Die Trilog-Verhandlungen über die neue EU-Verordnung zu Tierarzneimittel sind abgeschlossen. Das ändert sich:

  • Antibiotika soll nur noch beschränkt verwendet werden dürfen; um Resistenzen vorzubeugen
  • Reserveantibiotika soll künftig dem Menschen vorbehalten sein
  • Jeder Bauernhof muss Daten zur Verwendung von antimikrobiellen Arzneimitteln erheben

Martin Häusling, agrarpolitischer Sprecher der Grünen und Mitglied im Umweltausschuss, war der zuständige grüne Verhandlungspartner für die neuen Regelungen. Er kommentiert: „Antibiotikaresistenzen sind eine der drängendsten globalen Gefahren. Dabei spielt der falsche und häufige Einsatz von Antibiotika in der Tierhaltung eine große Rolle. Mit der neuen Verordnung für Tierarzneimittel haben wir jetzt ein Rechtsmittel an der Hand, die Verwendung von Antibiotika zu beschränken. Es ist ein großer Erfolg, dass Reserveantibiotika künftig den Menschen vorbehalten sein sollen. Auch der prophylaktische Einsatz von Antibiotika in der Tierhaltung wird in der Zukunft nur noch in absoluten Ausnahmefällen möglich sein. Umfassendes Datenmaterial zum Verkauf und zur Verwendung von Antibiotika sind ein wichtiges Instrument im Kampf gegen den übermäßigen Antibiotika-Einsatz. Nur so können wir gezielt ansetzen.
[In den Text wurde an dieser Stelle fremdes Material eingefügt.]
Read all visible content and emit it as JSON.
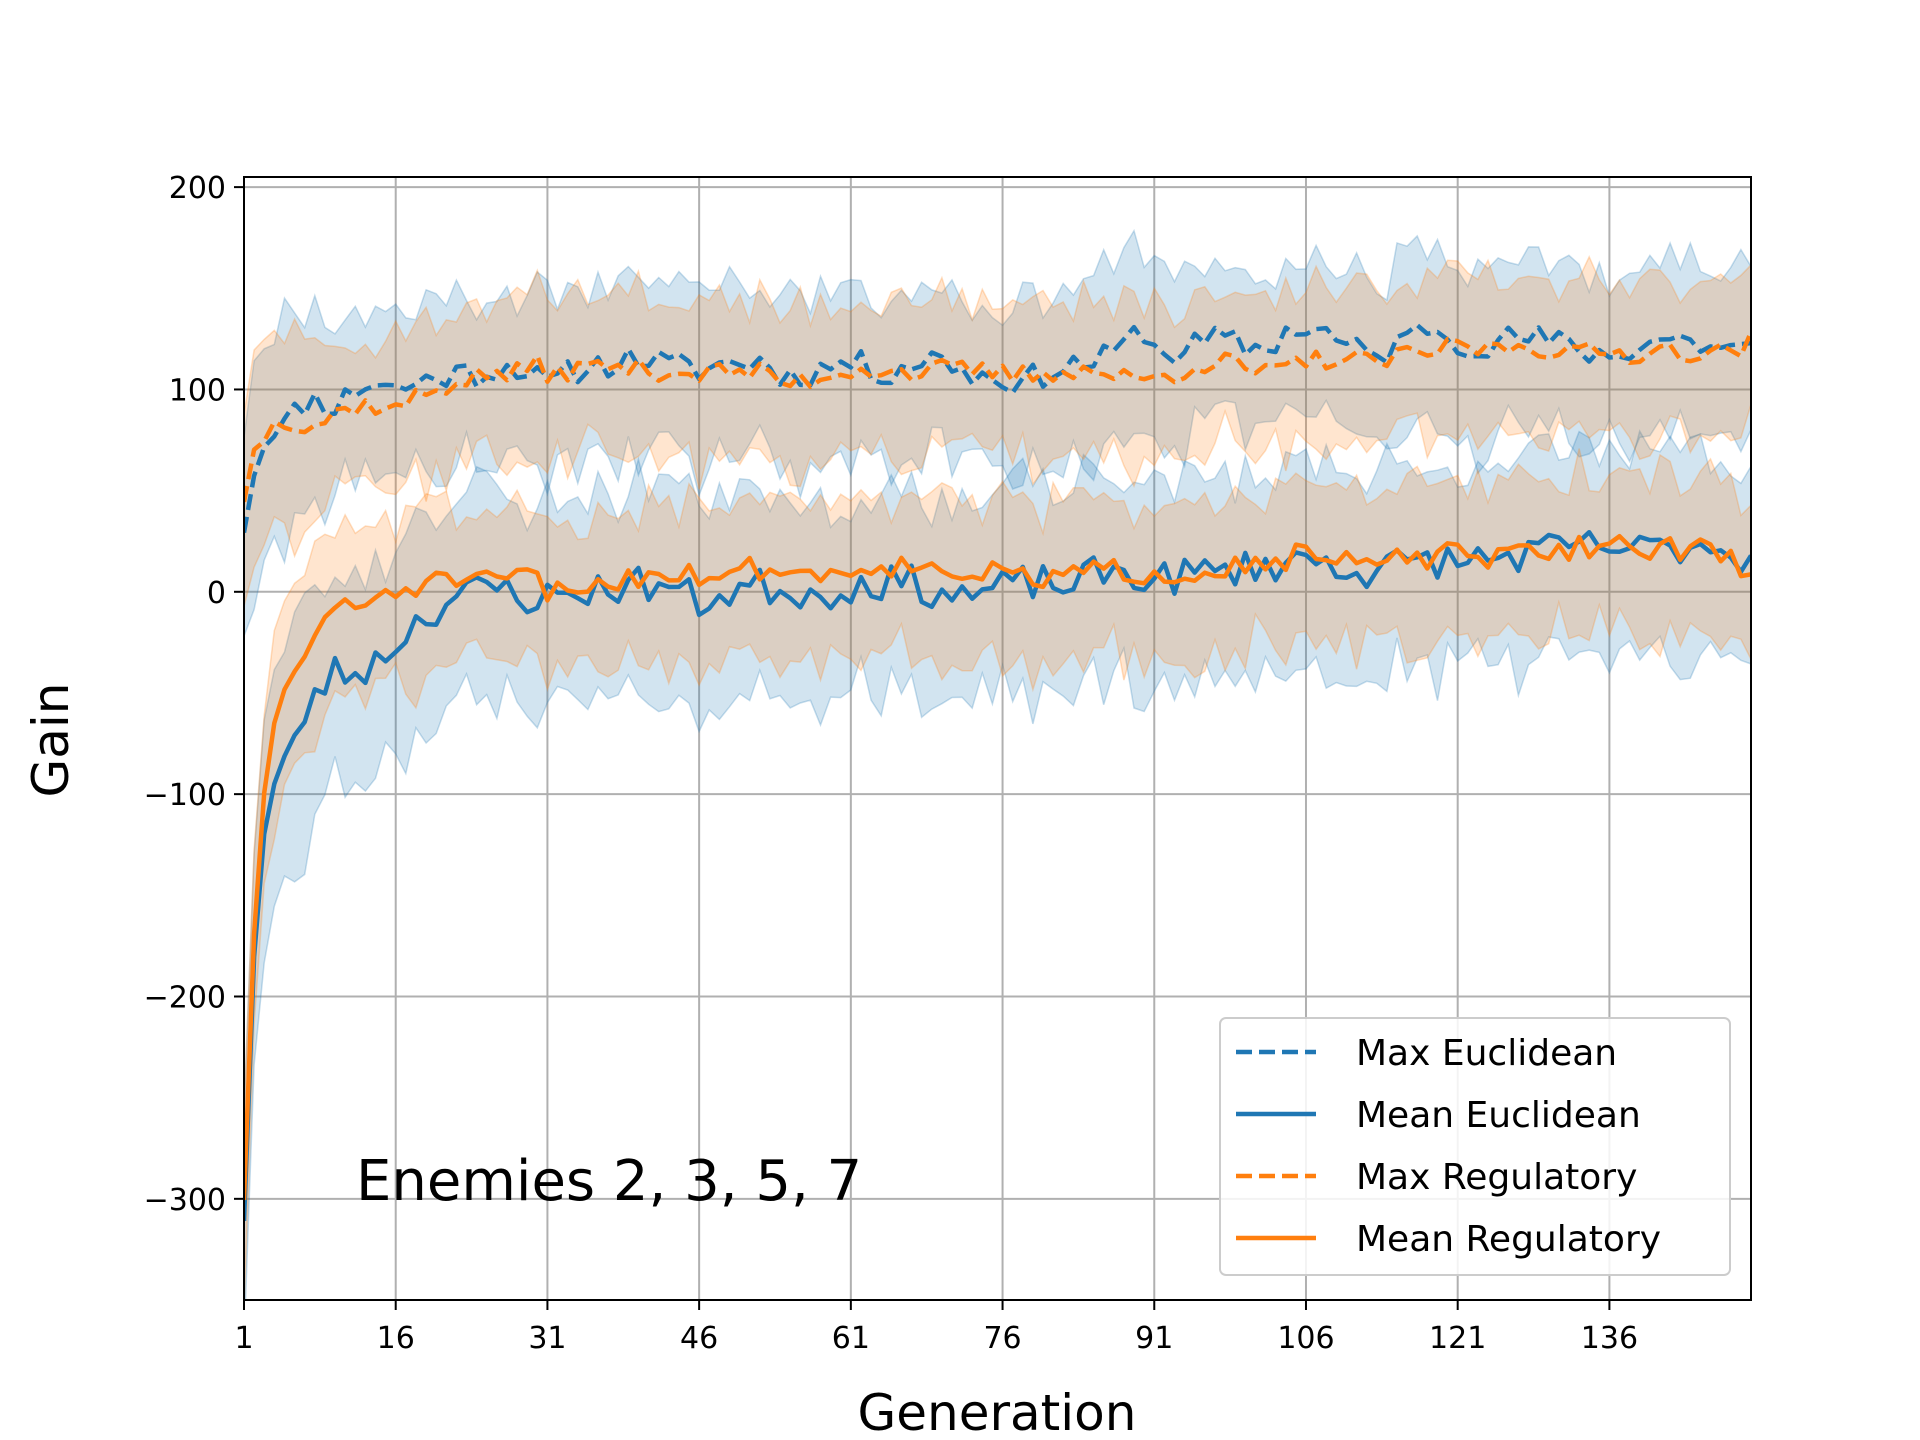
{
  "chart_data": {
    "type": "line",
    "xlabel": "Generation",
    "ylabel": "Gain",
    "annotation": "Enemies 2, 3, 5, 7",
    "xlim": [
      1,
      150
    ],
    "ylim": [
      -350,
      205
    ],
    "xticks": [
      1,
      16,
      31,
      46,
      61,
      76,
      91,
      106,
      121,
      136
    ],
    "yticks": [
      200,
      100,
      0,
      -100,
      -200,
      -300
    ],
    "ytick_labels": [
      "200",
      "100",
      "0",
      "−100",
      "−200",
      "−300"
    ],
    "grid": true,
    "legend_position": "lower-right",
    "colors": {
      "euclidean": "#1f77b4",
      "regulatory": "#ff7f0e"
    },
    "series": [
      {
        "name": "Max Euclidean",
        "style": "dashed",
        "color": "#1f77b4",
        "keypoints": [
          [
            1,
            30
          ],
          [
            2,
            58
          ],
          [
            3,
            72
          ],
          [
            4,
            78
          ],
          [
            5,
            85
          ],
          [
            6,
            92
          ],
          [
            8,
            95
          ],
          [
            10,
            92
          ],
          [
            12,
            100
          ],
          [
            14,
            104
          ],
          [
            16,
            100
          ],
          [
            18,
            103
          ],
          [
            20,
            106
          ],
          [
            22,
            108
          ],
          [
            24,
            108
          ],
          [
            26,
            110
          ],
          [
            28,
            112
          ],
          [
            30,
            105
          ],
          [
            31,
            102
          ],
          [
            34,
            110
          ],
          [
            37,
            113
          ],
          [
            40,
            116
          ],
          [
            43,
            112
          ],
          [
            46,
            110
          ],
          [
            49,
            113
          ],
          [
            52,
            114
          ],
          [
            55,
            106
          ],
          [
            58,
            110
          ],
          [
            61,
            114
          ],
          [
            64,
            108
          ],
          [
            67,
            113
          ],
          [
            70,
            116
          ],
          [
            73,
            107
          ],
          [
            76,
            106
          ],
          [
            78,
            103
          ],
          [
            80,
            108
          ],
          [
            83,
            112
          ],
          [
            86,
            115
          ],
          [
            88,
            122
          ],
          [
            90,
            130
          ],
          [
            91,
            120
          ],
          [
            93,
            118
          ],
          [
            95,
            122
          ],
          [
            98,
            125
          ],
          [
            100,
            121
          ],
          [
            102,
            120
          ],
          [
            104,
            128
          ],
          [
            106,
            131
          ],
          [
            108,
            128
          ],
          [
            110,
            121
          ],
          [
            113,
            116
          ],
          [
            116,
            125
          ],
          [
            118,
            132
          ],
          [
            121,
            124
          ],
          [
            124,
            122
          ],
          [
            127,
            126
          ],
          [
            130,
            124
          ],
          [
            133,
            120
          ],
          [
            136,
            116
          ],
          [
            139,
            122
          ],
          [
            142,
            126
          ],
          [
            145,
            122
          ],
          [
            148,
            120
          ],
          [
            150,
            120
          ]
        ]
      },
      {
        "name": "Mean Euclidean",
        "style": "solid",
        "color": "#1f77b4",
        "keypoints": [
          [
            1,
            -310
          ],
          [
            2,
            -180
          ],
          [
            3,
            -120
          ],
          [
            4,
            -95
          ],
          [
            5,
            -82
          ],
          [
            6,
            -72
          ],
          [
            7,
            -60
          ],
          [
            8,
            -52
          ],
          [
            9,
            -45
          ],
          [
            10,
            -40
          ],
          [
            12,
            -40
          ],
          [
            14,
            -35
          ],
          [
            16,
            -25
          ],
          [
            18,
            -15
          ],
          [
            20,
            -8
          ],
          [
            22,
            -2
          ],
          [
            24,
            0
          ],
          [
            26,
            2
          ],
          [
            28,
            0
          ],
          [
            30,
            -5
          ],
          [
            31,
            -3
          ],
          [
            34,
            0
          ],
          [
            37,
            2
          ],
          [
            40,
            4
          ],
          [
            43,
            3
          ],
          [
            46,
            -5
          ],
          [
            49,
            0
          ],
          [
            52,
            3
          ],
          [
            55,
            1
          ],
          [
            58,
            -2
          ],
          [
            61,
            3
          ],
          [
            64,
            5
          ],
          [
            67,
            4
          ],
          [
            70,
            0
          ],
          [
            73,
            -2
          ],
          [
            76,
            2
          ],
          [
            79,
            5
          ],
          [
            82,
            3
          ],
          [
            85,
            8
          ],
          [
            88,
            10
          ],
          [
            91,
            6
          ],
          [
            94,
            8
          ],
          [
            97,
            10
          ],
          [
            100,
            12
          ],
          [
            103,
            14
          ],
          [
            106,
            16
          ],
          [
            108,
            15
          ],
          [
            110,
            12
          ],
          [
            113,
            10
          ],
          [
            116,
            14
          ],
          [
            119,
            16
          ],
          [
            121,
            14
          ],
          [
            124,
            17
          ],
          [
            127,
            18
          ],
          [
            130,
            20
          ],
          [
            133,
            22
          ],
          [
            136,
            22
          ],
          [
            139,
            20
          ],
          [
            142,
            22
          ],
          [
            145,
            24
          ],
          [
            148,
            20
          ],
          [
            150,
            15
          ]
        ]
      },
      {
        "name": "Max Regulatory",
        "style": "dashed",
        "color": "#ff7f0e",
        "keypoints": [
          [
            1,
            45
          ],
          [
            2,
            70
          ],
          [
            3,
            75
          ],
          [
            4,
            85
          ],
          [
            5,
            82
          ],
          [
            6,
            80
          ],
          [
            8,
            82
          ],
          [
            10,
            88
          ],
          [
            12,
            92
          ],
          [
            14,
            92
          ],
          [
            16,
            90
          ],
          [
            18,
            96
          ],
          [
            20,
            100
          ],
          [
            22,
            104
          ],
          [
            24,
            106
          ],
          [
            26,
            108
          ],
          [
            28,
            108
          ],
          [
            30,
            112
          ],
          [
            31,
            108
          ],
          [
            34,
            110
          ],
          [
            37,
            112
          ],
          [
            40,
            110
          ],
          [
            43,
            109
          ],
          [
            46,
            108
          ],
          [
            49,
            109
          ],
          [
            52,
            108
          ],
          [
            55,
            103
          ],
          [
            58,
            106
          ],
          [
            61,
            110
          ],
          [
            64,
            110
          ],
          [
            67,
            108
          ],
          [
            70,
            110
          ],
          [
            73,
            109
          ],
          [
            76,
            108
          ],
          [
            78,
            107
          ],
          [
            80,
            108
          ],
          [
            83,
            110
          ],
          [
            86,
            108
          ],
          [
            88,
            106
          ],
          [
            90,
            104
          ],
          [
            91,
            106
          ],
          [
            93,
            108
          ],
          [
            95,
            112
          ],
          [
            98,
            114
          ],
          [
            100,
            110
          ],
          [
            102,
            108
          ],
          [
            104,
            110
          ],
          [
            106,
            114
          ],
          [
            108,
            115
          ],
          [
            110,
            114
          ],
          [
            113,
            114
          ],
          [
            116,
            116
          ],
          [
            118,
            118
          ],
          [
            121,
            122
          ],
          [
            124,
            120
          ],
          [
            127,
            122
          ],
          [
            130,
            120
          ],
          [
            133,
            118
          ],
          [
            136,
            118
          ],
          [
            139,
            118
          ],
          [
            142,
            120
          ],
          [
            145,
            118
          ],
          [
            148,
            118
          ],
          [
            150,
            124
          ]
        ]
      },
      {
        "name": "Mean Regulatory",
        "style": "solid",
        "color": "#ff7f0e",
        "keypoints": [
          [
            1,
            -300
          ],
          [
            2,
            -170
          ],
          [
            3,
            -100
          ],
          [
            4,
            -65
          ],
          [
            5,
            -48
          ],
          [
            6,
            -40
          ],
          [
            7,
            -30
          ],
          [
            8,
            -20
          ],
          [
            9,
            -12
          ],
          [
            10,
            -8
          ],
          [
            12,
            -10
          ],
          [
            14,
            -2
          ],
          [
            16,
            0
          ],
          [
            18,
            3
          ],
          [
            20,
            5
          ],
          [
            22,
            6
          ],
          [
            24,
            4
          ],
          [
            26,
            4
          ],
          [
            28,
            8
          ],
          [
            30,
            8
          ],
          [
            31,
            -2
          ],
          [
            34,
            2
          ],
          [
            37,
            5
          ],
          [
            40,
            8
          ],
          [
            43,
            10
          ],
          [
            46,
            8
          ],
          [
            49,
            10
          ],
          [
            52,
            12
          ],
          [
            55,
            10
          ],
          [
            58,
            8
          ],
          [
            61,
            12
          ],
          [
            64,
            14
          ],
          [
            67,
            12
          ],
          [
            70,
            12
          ],
          [
            73,
            10
          ],
          [
            76,
            8
          ],
          [
            79,
            6
          ],
          [
            82,
            8
          ],
          [
            85,
            10
          ],
          [
            88,
            10
          ],
          [
            91,
            9
          ],
          [
            94,
            10
          ],
          [
            97,
            12
          ],
          [
            100,
            14
          ],
          [
            103,
            16
          ],
          [
            106,
            18
          ],
          [
            108,
            16
          ],
          [
            110,
            14
          ],
          [
            113,
            14
          ],
          [
            116,
            16
          ],
          [
            119,
            18
          ],
          [
            121,
            18
          ],
          [
            124,
            16
          ],
          [
            127,
            18
          ],
          [
            130,
            20
          ],
          [
            133,
            22
          ],
          [
            136,
            24
          ],
          [
            139,
            22
          ],
          [
            142,
            22
          ],
          [
            145,
            20
          ],
          [
            148,
            15
          ],
          [
            150,
            12
          ]
        ]
      }
    ]
  }
}
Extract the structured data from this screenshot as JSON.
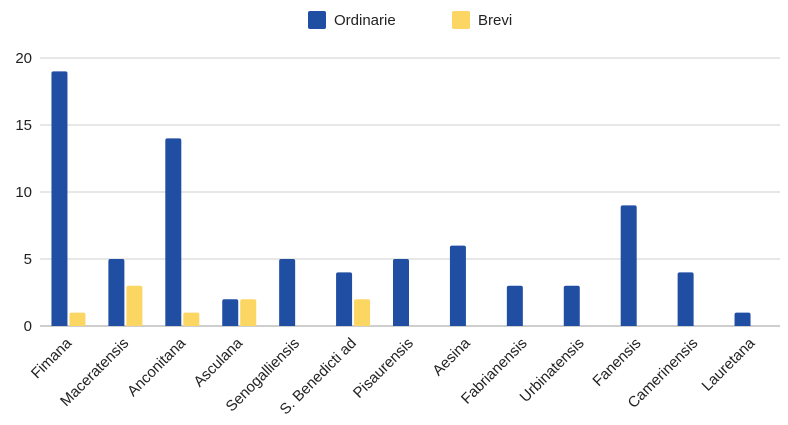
{
  "chart_data": {
    "type": "bar",
    "categories": [
      "Fimana",
      "Maceratensis",
      "Anconitana",
      "Asculana",
      "Senogalliensis",
      "S. Benedicti ad",
      "Pisaurensis",
      "Aesina",
      "Fabrianensis",
      "Urbinatensis",
      "Fanensis",
      "Camerinensis",
      "Lauretana"
    ],
    "series": [
      {
        "name": "Ordinarie",
        "color": "#1f4ea3",
        "values": [
          19,
          5,
          14,
          2,
          5,
          4,
          5,
          6,
          3,
          3,
          9,
          4,
          1
        ]
      },
      {
        "name": "Brevi",
        "color": "#fcd663",
        "values": [
          1,
          3,
          1,
          2,
          0,
          2,
          0,
          0,
          0,
          0,
          0,
          0,
          0
        ]
      }
    ],
    "ylim": [
      0,
      20
    ],
    "yticks": [
      0,
      5,
      10,
      15,
      20
    ],
    "grid": true,
    "legend_position": "top-center",
    "title": "",
    "xlabel": "",
    "ylabel": ""
  }
}
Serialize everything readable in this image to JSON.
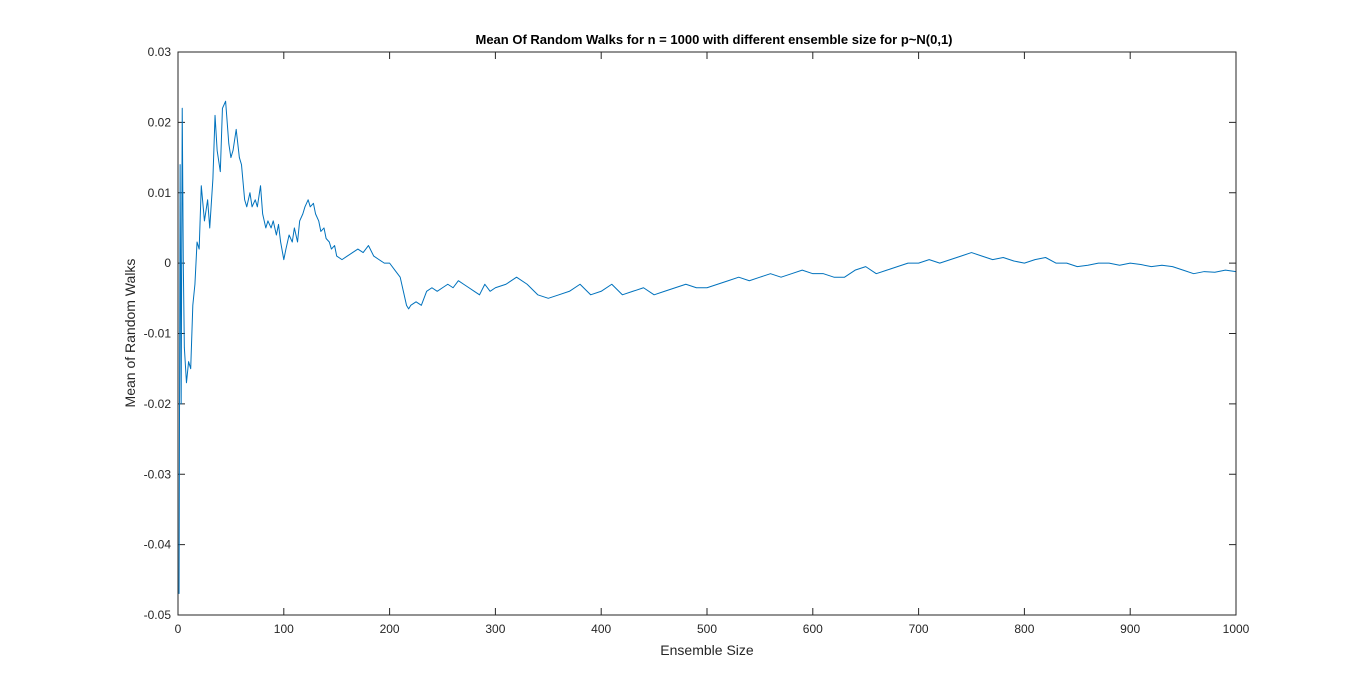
{
  "chart_data": {
    "type": "line",
    "title": "Mean Of Random Walks for n = 1000 with different ensemble size for p~N(0,1)",
    "xlabel": "Ensemble Size",
    "ylabel": "Mean of Random Walks",
    "xlim": [
      0,
      1000
    ],
    "ylim": [
      -0.05,
      0.03
    ],
    "x_ticks": [
      0,
      100,
      200,
      300,
      400,
      500,
      600,
      700,
      800,
      900,
      1000
    ],
    "x_tick_labels": [
      "0",
      "100",
      "200",
      "300",
      "400",
      "500",
      "600",
      "700",
      "800",
      "900",
      "1000"
    ],
    "y_ticks": [
      -0.05,
      -0.04,
      -0.03,
      -0.02,
      -0.01,
      0,
      0.01,
      0.02,
      0.03
    ],
    "y_tick_labels": [
      "-0.05",
      "-0.04",
      "-0.03",
      "-0.02",
      "-0.01",
      "0",
      "0.01",
      "0.02",
      "0.03"
    ],
    "grid": false,
    "series_color": "#0072BD",
    "series": [
      {
        "x": [
          1,
          2,
          3,
          4,
          5,
          6,
          8,
          10,
          12,
          14,
          16,
          18,
          20,
          22,
          25,
          28,
          30,
          33,
          35,
          37,
          40,
          42,
          45,
          48,
          50,
          52,
          55,
          58,
          60,
          63,
          65,
          68,
          70,
          73,
          75,
          78,
          80,
          83,
          85,
          88,
          90,
          93,
          95,
          97,
          100,
          102,
          105,
          108,
          110,
          113,
          115,
          118,
          120,
          123,
          125,
          128,
          130,
          133,
          135,
          138,
          140,
          143,
          145,
          148,
          150,
          155,
          160,
          165,
          170,
          175,
          180,
          185,
          190,
          195,
          200,
          205,
          210,
          213,
          216,
          218,
          220,
          225,
          230,
          235,
          240,
          245,
          250,
          255,
          260,
          265,
          270,
          275,
          280,
          285,
          290,
          295,
          300,
          310,
          320,
          330,
          340,
          350,
          360,
          370,
          380,
          390,
          400,
          410,
          420,
          430,
          440,
          450,
          460,
          470,
          480,
          490,
          500,
          510,
          520,
          530,
          540,
          550,
          560,
          570,
          580,
          590,
          600,
          610,
          620,
          630,
          640,
          650,
          660,
          670,
          680,
          690,
          700,
          710,
          720,
          730,
          740,
          750,
          760,
          770,
          780,
          790,
          800,
          810,
          820,
          830,
          840,
          850,
          860,
          870,
          880,
          890,
          900,
          910,
          920,
          930,
          940,
          950,
          960,
          970,
          980,
          990,
          1000
        ],
        "y": [
          -0.047,
          0.014,
          -0.02,
          0.022,
          0.0,
          -0.012,
          -0.017,
          -0.014,
          -0.015,
          -0.006,
          -0.003,
          0.003,
          0.002,
          0.011,
          0.006,
          0.009,
          0.005,
          0.012,
          0.021,
          0.016,
          0.013,
          0.022,
          0.023,
          0.017,
          0.015,
          0.016,
          0.019,
          0.015,
          0.014,
          0.009,
          0.008,
          0.01,
          0.008,
          0.009,
          0.008,
          0.011,
          0.007,
          0.005,
          0.006,
          0.005,
          0.006,
          0.004,
          0.0055,
          0.003,
          0.0005,
          0.002,
          0.004,
          0.003,
          0.005,
          0.003,
          0.006,
          0.007,
          0.008,
          0.009,
          0.008,
          0.0085,
          0.007,
          0.006,
          0.0045,
          0.005,
          0.0035,
          0.003,
          0.002,
          0.0025,
          0.001,
          0.0005,
          0.001,
          0.0015,
          0.002,
          0.0015,
          0.0025,
          0.001,
          0.0005,
          0.0,
          0.0,
          -0.001,
          -0.002,
          -0.004,
          -0.006,
          -0.0065,
          -0.006,
          -0.0055,
          -0.006,
          -0.004,
          -0.0035,
          -0.004,
          -0.0035,
          -0.003,
          -0.0035,
          -0.0025,
          -0.003,
          -0.0035,
          -0.004,
          -0.0045,
          -0.003,
          -0.004,
          -0.0035,
          -0.003,
          -0.002,
          -0.003,
          -0.0045,
          -0.005,
          -0.0045,
          -0.004,
          -0.003,
          -0.0045,
          -0.004,
          -0.003,
          -0.0045,
          -0.004,
          -0.0035,
          -0.0045,
          -0.004,
          -0.0035,
          -0.003,
          -0.0035,
          -0.0035,
          -0.003,
          -0.0025,
          -0.002,
          -0.0025,
          -0.002,
          -0.0015,
          -0.002,
          -0.0015,
          -0.001,
          -0.0015,
          -0.0015,
          -0.002,
          -0.002,
          -0.001,
          -0.0005,
          -0.0015,
          -0.001,
          -0.0005,
          0.0,
          0.0,
          0.0005,
          0.0,
          0.0005,
          0.001,
          0.0015,
          0.001,
          0.0005,
          0.0008,
          0.0003,
          0.0,
          0.0005,
          0.0008,
          0.0,
          0.0,
          -0.0005,
          -0.0003,
          0.0,
          0.0,
          -0.0003,
          0.0,
          -0.0002,
          -0.0005,
          -0.0003,
          -0.0005,
          -0.001,
          -0.0015,
          -0.0012,
          -0.0013,
          -0.001,
          -0.0012
        ]
      }
    ]
  }
}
Uns Grünen ist es gelungen, dass die neue Verordnung die Datenerhebung zur Verwendung von antimikrobiellen Arzneimitteln per Bauernhof vorschreibt.“

Umweltauswirkungen der Arzneimittel nicht reglementiert

Wenig erfreut zeigte sich Häusling darüber, dass sich die Mehrheit der Verhandlungspartner nicht darauf eingelassen hat, die Umweltauswirkungen der Arzneimittel und ihrer Herstellung zu reglementieren. „So haben wir die Chance verpasst, Wasserverschmutzung oder die Freisetzung gefährlicher Substanzen einzudämmen“, so Häusling.